Extreme Hitze. Extremer Regen. Extreme Stürme. Im Jahr 2023 ist die Klimakrise in aller Welt zu spüren gewesen. Allein in Mitteleuropa und dem Mittelmeerraum waren Millionen Menschen betroffen: Im Juli gab es fast 50 Grad auf Sardinien, im August die verheerenden Waldbrände in Griechenland. Im September erschütterte eine schreckliche Starkregen-Katastrophe in Libyen mit Tausenden Toten.
Das laufende Jahr ist das wärmste seit Beginn der Industrialisierung. So hält es der EU-Klimawandeldienst Copernicus für ausgeschlossen, dass die verbleibenden Dezembertage am Hitzerekord 2023 noch etwas ändern. Einschliesslich November habe die global gemittelte Temperatur 1,46 Grad über dem Durchschnitt der Jahre 1850 bis 1900 gelegen. Bislang war 2016 das heisseste Jahr mit plus 1,3 Grad. Möglicherweise ist 2023 das wärmste Jahr seit Zehntausenden Jahren. Natürlich gab es da noch keine Messungen, aber die Wissenschaft kann mit der Analyse uralter Luftblasen tief im Eis auf das Klima in grauer Vorzeit schliessen.
Extremwetter gab es 2023 nicht nur in Europa und im Mittelmeerraum: Verheerender Regen sorgte in Brasilien im Februar für beispiellose Überschwemmungen, im Februar und März wütete Zyklon Freddy im Indischen Ozean 37 Tage lang und damit länger als jeder andere registrierte Zyklon vorher. Er richtete schwere Verwüstung in Madagaskar und Mosambik an. Ab April gab es Rekord-Hitze von Indien bis China, im Juni und Juli schwere Überschwemmungen in Pakistan, im Oktober wurde der mexikanische Urlaubsort Acapulco durch einen fast aus dem Nichts aufbrausenden Hurrikan teils zerstört. Extremwetter gab es zwar schon immer, aber die Wissenschaft hat nachgewiesen, dass solche Ereignisse durch den Klimawandel häufiger und stärker werden.
In Deutschland war der Sommer 2023 zwar für viele Menschen gefühlt eher durchmischt, aber unbeständiges Wetter und Regen hierzulande ändern nichts daran, dass es viel zu warm war.
Die Lage in Deutschland
"Eigentlich sind wir in Europa seit dem heissen Sommer 2018 gefühlt im Ausnahmezustand", sagt Helge Gössling, Klimaphysiker am Alfred Wegener-Institut in Bremerhaven, der Deutschen Presse-Agentur.
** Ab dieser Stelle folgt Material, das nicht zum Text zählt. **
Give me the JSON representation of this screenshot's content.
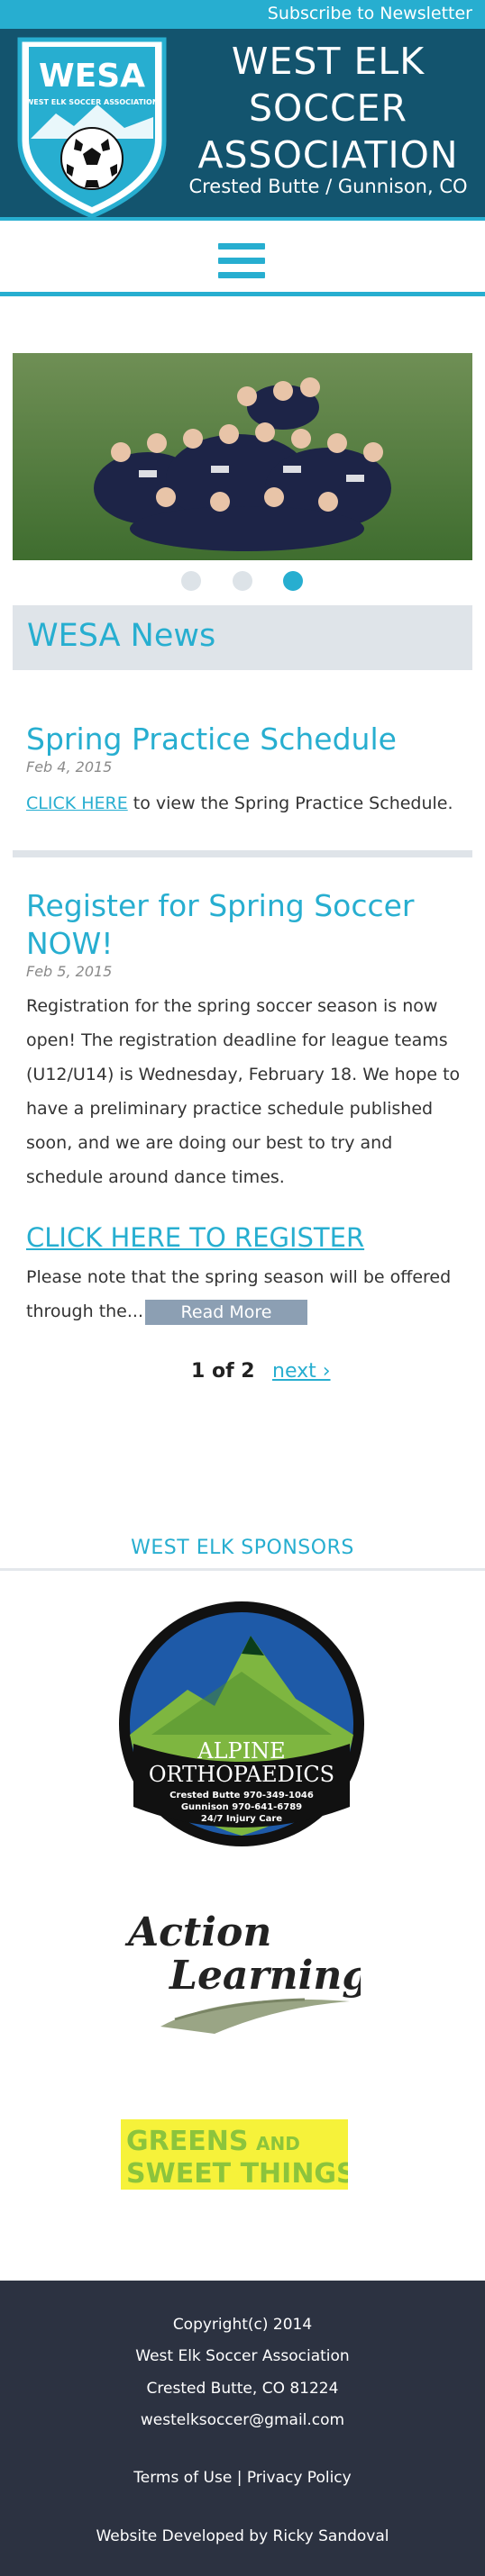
{
  "topbar": {
    "subscribe_label": "Subscribe to Newsletter"
  },
  "header": {
    "logo_text": "WESA",
    "logo_ring_text": "WEST ELK SOCCER ASSOCIATION",
    "title_line1": "WEST ELK",
    "title_line2": "SOCCER",
    "title_line3": "ASSOCIATION",
    "subtitle": "Crested Butte / Gunnison, CO"
  },
  "nav": {
    "menu_icon": "hamburger-menu-icon"
  },
  "slider": {
    "image": "team-photo",
    "dots": 3,
    "active_dot": 3
  },
  "news": {
    "heading": "WESA News",
    "posts": [
      {
        "title": "Spring Practice Schedule",
        "date": "Feb 4, 2015",
        "link_text": "CLICK HERE",
        "body": " to view the Spring Practice Schedule."
      },
      {
        "title_line1": "Register for Spring Soccer",
        "title_line2": "NOW!",
        "date": "Feb 5, 2015",
        "body": "Registration for the spring soccer season is now open! The registration deadline for league teams (U12/U14) is Wednesday, February 18. We hope to have a preliminary practice schedule published soon, and we are doing our best to try and schedule around dance times.",
        "register_link": "CLICK HERE TO REGISTER",
        "excerpt_line1": "Please note that the spring season will be offered",
        "excerpt_line2": "through the...",
        "read_more_label": "Read More"
      }
    ]
  },
  "pager": {
    "current": "1 of 2",
    "next_label": "next ›"
  },
  "sponsors": {
    "heading": "WEST ELK SPONSORS",
    "alpine": {
      "line1": "ALPINE",
      "line2": "ORTHOPAEDICS",
      "phone1": "Crested Butte 970-349-1046",
      "phone2": "Gunnison 970-641-6789",
      "tagline": "24/7 Injury Care"
    },
    "action": {
      "line1": "Action",
      "line2": "Learning"
    },
    "greens": {
      "line1a": "GREENS",
      "line1b": "AND",
      "line2": "SWEET THINGS"
    }
  },
  "footer": {
    "copyright": "Copyright(c) 2014",
    "org": "West Elk Soccer Association",
    "address": "Crested Butte, CO 81224",
    "email": "westelksoccer@gmail.com",
    "terms": "Terms of Use",
    "separator": "|",
    "privacy": "Privacy Policy",
    "credit": "Website Developed by Ricky Sandoval"
  },
  "colors": {
    "accent": "#27aed0",
    "header_bg": "#13546e",
    "footer_bg": "#2c3241",
    "panel_bg": "#dfe4e9",
    "button_bg": "#8c9fb3"
  }
}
Er nennt unter anderem mehrere ungewöhnlich trockene und zu warme Sommer und den Starkregen im Ahrtal. "Aber wir müssen damit rechnen, dass wir im neuen Normal sind." Für ihn ist klar, dass der Klimawandel eine ernsthafte Bedrohung für die Menschheit ist.
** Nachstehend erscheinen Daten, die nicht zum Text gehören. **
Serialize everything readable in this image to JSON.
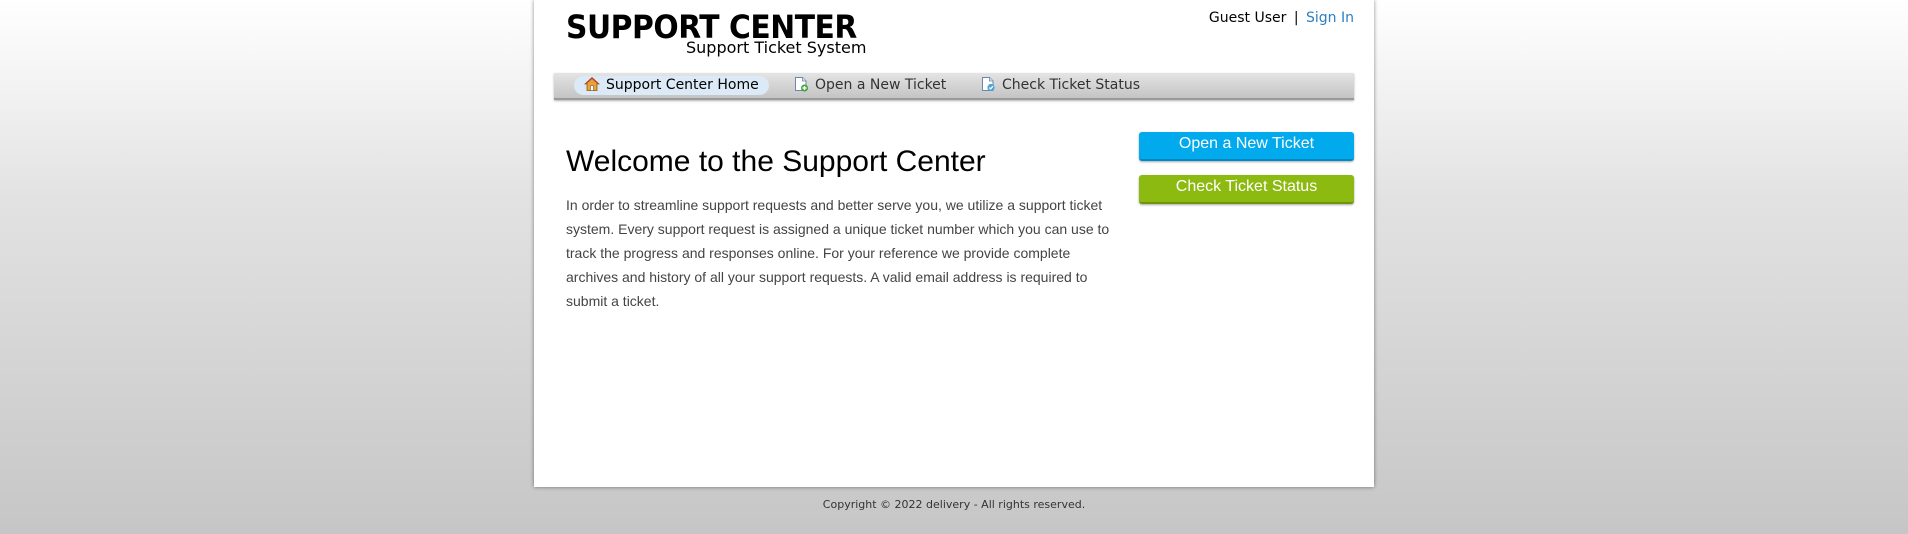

Die Durchschnittstemperatur in Deutschland lag nach Daten des Deutschen Wetterdienstes 2018, 2019, 2020 und 2022 schon mehr als 2,5 über dem Niveau von 1881, als systematische Wetteraufzeichnungen begannen. Das ist deutlich mehr als im weltweiten Durchschnitt. Das liegt daran, dass der globale Wert die Temperaturen über den Meeresflächen einschliesst, die bislang weniger stark gestiegen sind als über Land.
"Regional betrachtet kommen wir in Mitteleuropa vergleichsweise glimpflich beim Klimawandel weg", sagt Gössling. Im Mittelmeerraum sei die Lage schon brenzliger mit Hitze und Trockenheit. "Man darf sich die Situation bei uns nicht schön reden", warnt Gössling. Der Chef der Weltwetterorganisation (WMO), Petteri Taalas, verweist auf die trockenen Sommer und die verheerende Überschwemmung im Ahrtal 2021. "Solche Ereignisse werden häufiger, und sie werden auch Deutschland betreffen", sagt er der dpa. "Dazu kommt der Migrationsdruck aus Afrika, wo die Herausforderungen viel grösser sind."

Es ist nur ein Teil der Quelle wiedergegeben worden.